İncecik bir çizgi... Bir yanı aydınlık, diğer yanı zifir. Bir yanı sabır, diğer yanı tahammül. Bir yanı erdem, diğer yanı kendine ihanet... İşte biz bu ince çizginin bir o yanındayız, bir bu yanında.
Sabır ve tahammül... Biri aydınlığa, bir diğeri karanlığa giden iki kapı…
Aralarında bu denli büyük farklar olmasına rağmen sabır ve tahammül sanki çok benzer kavramlarmış gibi yorumlanıyor. Oysa ki tahammül, sabretmekten çok farklı bir durum.
Tahammül; taa çocuklukta başlayan, içinde çoğunlukla hır, gür ve kavga barındıran sürecin şahitliğinin bir neticesi; istemeden öğrenilmiş bir çaresizlik. Sabır ise, büyümenin, öğrenmenin, gelişmenin, başarmanın yolu.
Tahammül; mecburi bir kabulleniş; çaresizce bir boyun eğiş; yaşam konforunu kanatan baltalı bir ilah; sürekli batan bir diken; omuzlara yerleşen ağır bir yük; insanın başını zonklatan karanlık bir migren ağrısı.
Sabır ise, hedef yolunda insanın karşısına çıkan irili-ufaklı taşlara, anlamlı-anlamsız sıkıntılara, gerekli-gereksiz moral bozukluklarına karşın gösterdiği tatlı bir çaba; zor koşullar altında cesaret ve metanetini yitirmeme duygusu; çabaya olan inancı besleyen bir aydınlık.
Yaşadığınız, eğer tutsak olduğunuz tahammül değil de, tutsak ettiğiniz sabır ise şikâyet etmezsiniz, ne mutsuzluk hissedersiniz ve ne de hissettirirsiniz; ne üzülürsünüz ve ne de üzersiniz; ne kırılırsınız ve ne de kırarsınız. Belki ara sıra söylenir bulursunuz kendinizi. O kadar da oluversin artık. Canım İnsanlık hali, söylenmeden de olmuyor elbet. Sabır taşı bile çatlamış, biz mi çatlamayacağız.

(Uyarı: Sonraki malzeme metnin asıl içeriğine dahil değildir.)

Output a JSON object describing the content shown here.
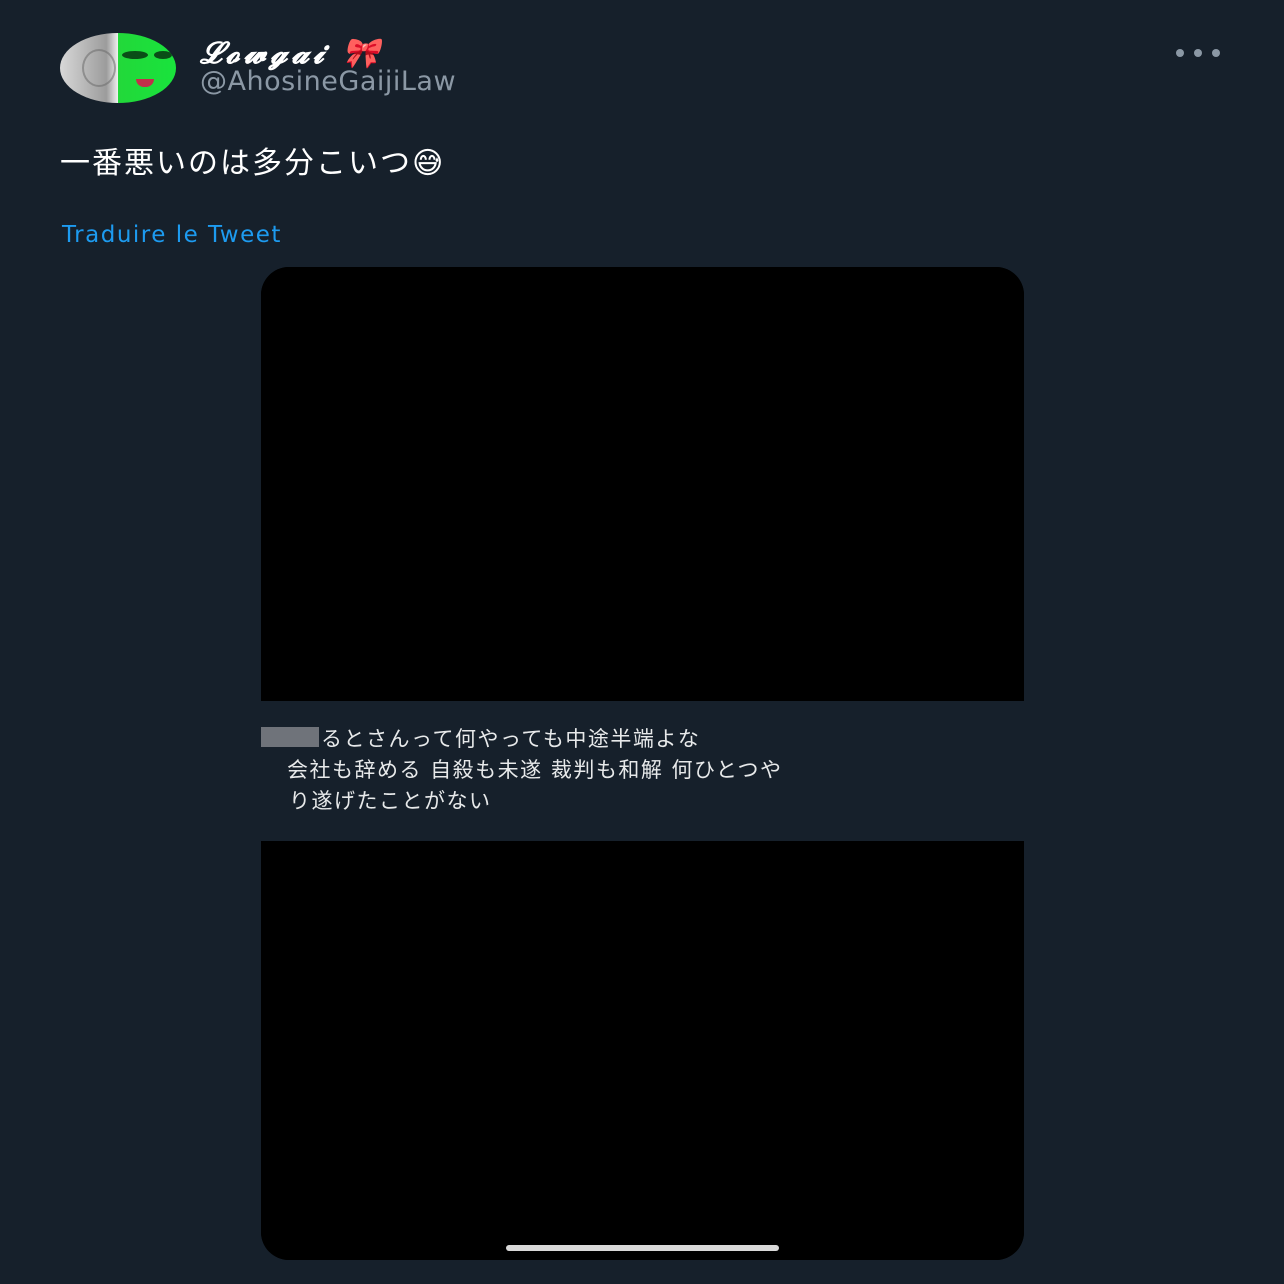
{
  "author": {
    "display_name": "𝓛𝓸𝔀𝓰𝓪𝓲 🎀",
    "handle": "@AhosineGaijiLaw"
  },
  "tweet": {
    "text": "一番悪いのは多分こいつ😅",
    "translate_label": "Traduire le Tweet"
  },
  "media": {
    "caption_lines": [
      "るとさんって何やっても中途半端よな",
      "会社も辞める 自殺も未遂 裁判も和解 何ひとつや",
      "り遂げたことがない"
    ]
  },
  "colors": {
    "background": "#16202b",
    "link": "#1d9bf0",
    "secondary_text": "#8b98a5",
    "avatar_accent": "#19e33c"
  },
  "icons": {
    "more": "more-horizontal-icon"
  }
}
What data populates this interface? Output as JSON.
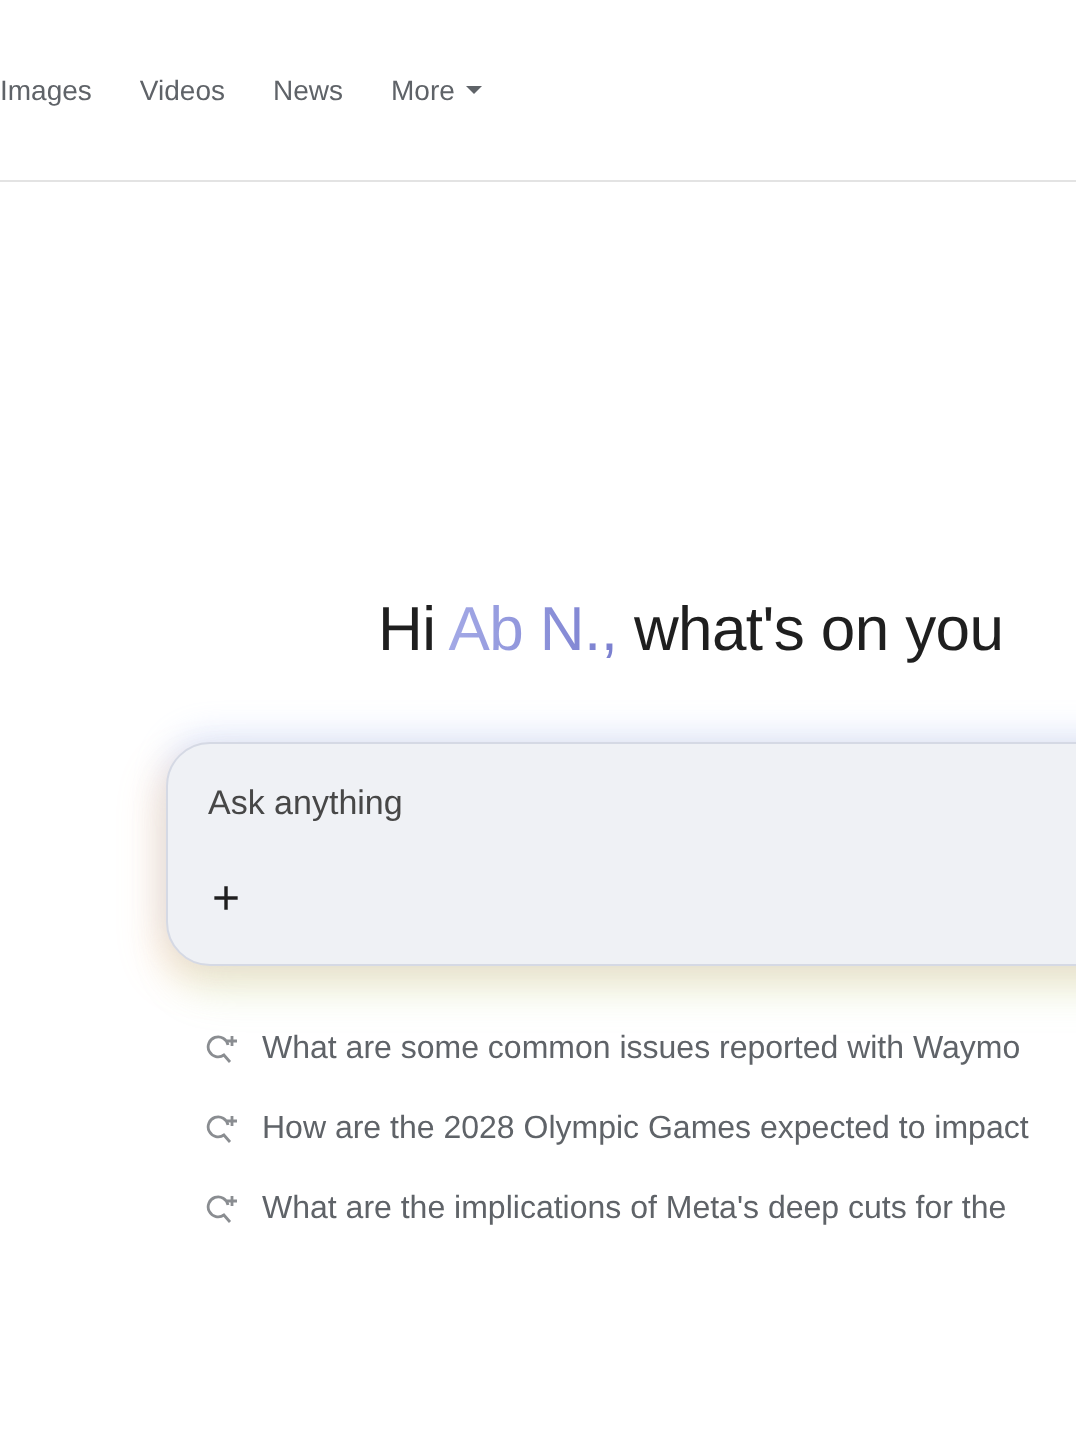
{
  "nav": [
    {
      "label": "Images"
    },
    {
      "label": "Videos"
    },
    {
      "label": "News"
    },
    {
      "label": "More",
      "kind": "dropdown"
    }
  ],
  "greeting": {
    "prefix": "Hi",
    "name": "Ab N.,",
    "rest": "what's on you"
  },
  "search": {
    "placeholder": "Ask anything",
    "add": "+"
  },
  "suggestions": [
    {
      "text": "What are some common issues reported with Waymo"
    },
    {
      "text": "How are the 2028 Olympic Games expected to impact"
    },
    {
      "text": "What are the implications of Meta's deep cuts for the"
    }
  ]
}
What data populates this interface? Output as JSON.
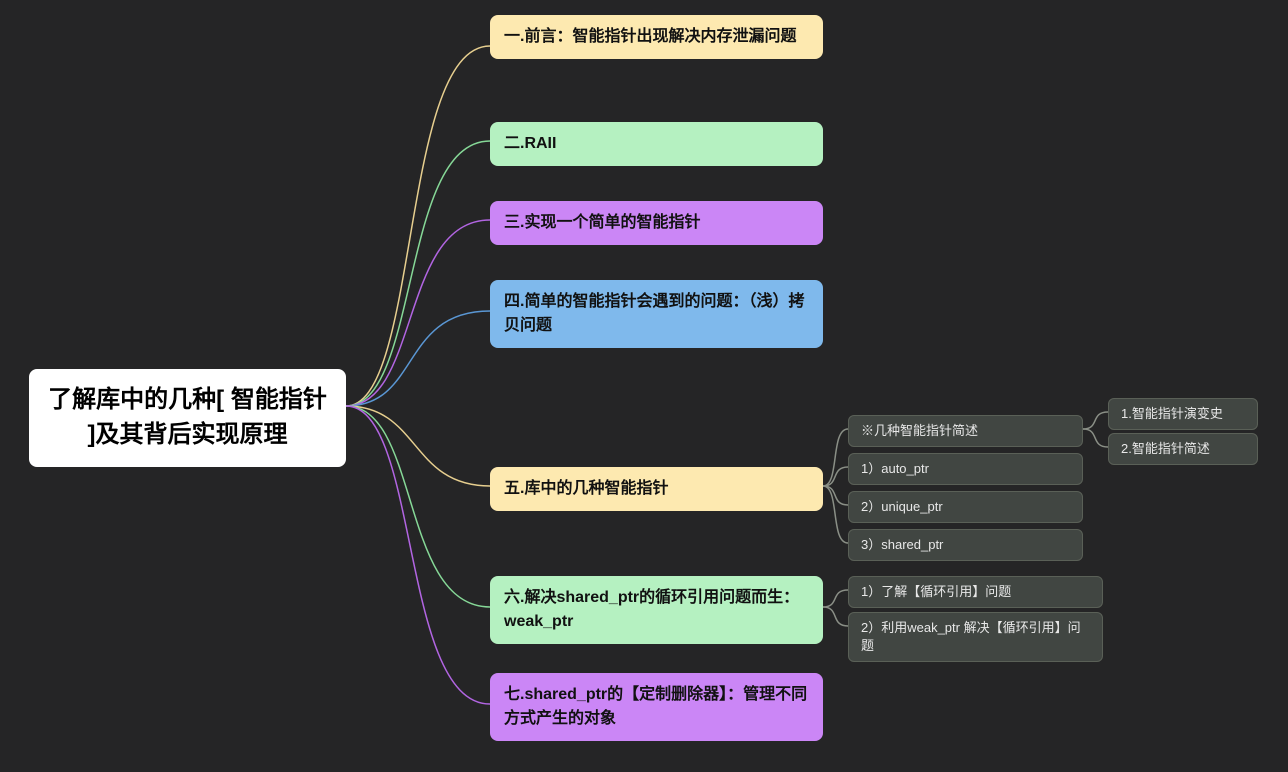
{
  "root": {
    "title": "了解库中的几种[ 智能指针 ]及其背后实现原理"
  },
  "nodes": {
    "n1": "一.前言：智能指针出现解决内存泄漏问题",
    "n2": "二.RAII",
    "n3": "三.实现一个简单的智能指针",
    "n4": "四.简单的智能指针会遇到的问题：（浅）拷贝问题",
    "n5": "五.库中的几种智能指针",
    "n6": "六.解决shared_ptr的循环引用问题而生：weak_ptr",
    "n7": "七.shared_ptr的【定制删除器】：管理不同方式产生的对象"
  },
  "sub5": {
    "s1": "※几种智能指针简述",
    "s2": "1）auto_ptr",
    "s3": "2）unique_ptr",
    "s4": "3）shared_ptr"
  },
  "sub5_1": {
    "a": "1.智能指针演变史",
    "b": "2.智能指针简述"
  },
  "sub6": {
    "a": "1）了解【循环引用】问题",
    "b": "2）利用weak_ptr 解决【循环引用】问题"
  },
  "colors": {
    "yellow": "#e7cf8f",
    "green": "#86d897",
    "purple": "#b265e2",
    "blue": "#5a97d4",
    "gray": "#8a8f86"
  }
}
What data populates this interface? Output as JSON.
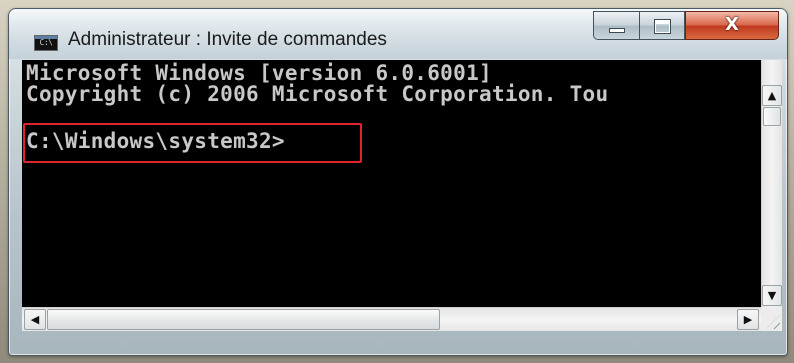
{
  "window": {
    "title": "Administrateur : Invite de commandes",
    "icon": "console-icon",
    "icon_text": "C:\\",
    "controls": {
      "minimize": "minimize-icon",
      "maximize": "maximize-icon",
      "close": "close-icon",
      "close_glyph": "X"
    }
  },
  "console": {
    "lines": [
      "Microsoft Windows [version 6.0.6001]",
      "Copyright (c) 2006 Microsoft Corporation. Tou"
    ],
    "prompt": "C:\\Windows\\system32>",
    "background_color": "#000000",
    "text_color": "#c8c8c8",
    "highlight_color": "#e0242b"
  },
  "scrollbars": {
    "up_arrow": "▲",
    "down_arrow": "▼",
    "left_arrow": "◀",
    "right_arrow": "▶"
  }
}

Sabredelim ama bu sabır bir tükenmişlik psikolojisinin eseri olmasın. Sabredelim ama sabretmek zorunda olduğumuz şey enerji kaynaklarımızı tüketmesin. Sabredelim ama akıntıya kürek çeken olmayalım. Sabredelim ama olmayacak duaya amin demeyelim.
Sabredelim ama bizi aydınlığa taşıyacak hedefler için sabredelim. Sabredelim ama başarıya ulaşmak için sabredelim. Sabredelim ama sevdiklerimize kavuşmak için sabredelim. Sabredelim ama gönül kırmamak için sabredelim.
Sabredelim ama şu sıkıntılı günlerin kolayca geçivermesine bir vesile olduğunu bilerek sabredelim. Böyle sabredelim ki, sabrımız da bir işe yarasın…
Sabır taşı çatladı
Selçuklu zamanında bir tekke, talebe kabul edeceği zaman bir şart koşarmış. Talebeye bir taş verir, her gün o taşı oymasını ve eğitim sonuna kadar o taştan bir halka çıkarmasını istermiş. Böylece hem talebelerin ilim öğrenme konusunda istekleri ve samimiyetleri ölçülür hem de sabır nedir sorusuna cevap bulmaları beklenirmiş.
Taşı oymak o zamanın aletleri ile o kadar zormuş ki günlerce uğraşan talebe artık sabrının sonuna gelir, balyoz ile taşı tek seferde parçalarmış. “Sabır taşı çatladı” sözü buradan çıkmış.
İyi bayramlar demek isterdim...
Tüm insanların sevgi, saygı, hoşgörü ve barışın bilincine vardığı gün olacaktır gerçek bayram. Küçücük bir çocuğa uzatılan silahın gölgesinde bayramınız kutlu olsun diyemiyorum. Sağlıkla kalın.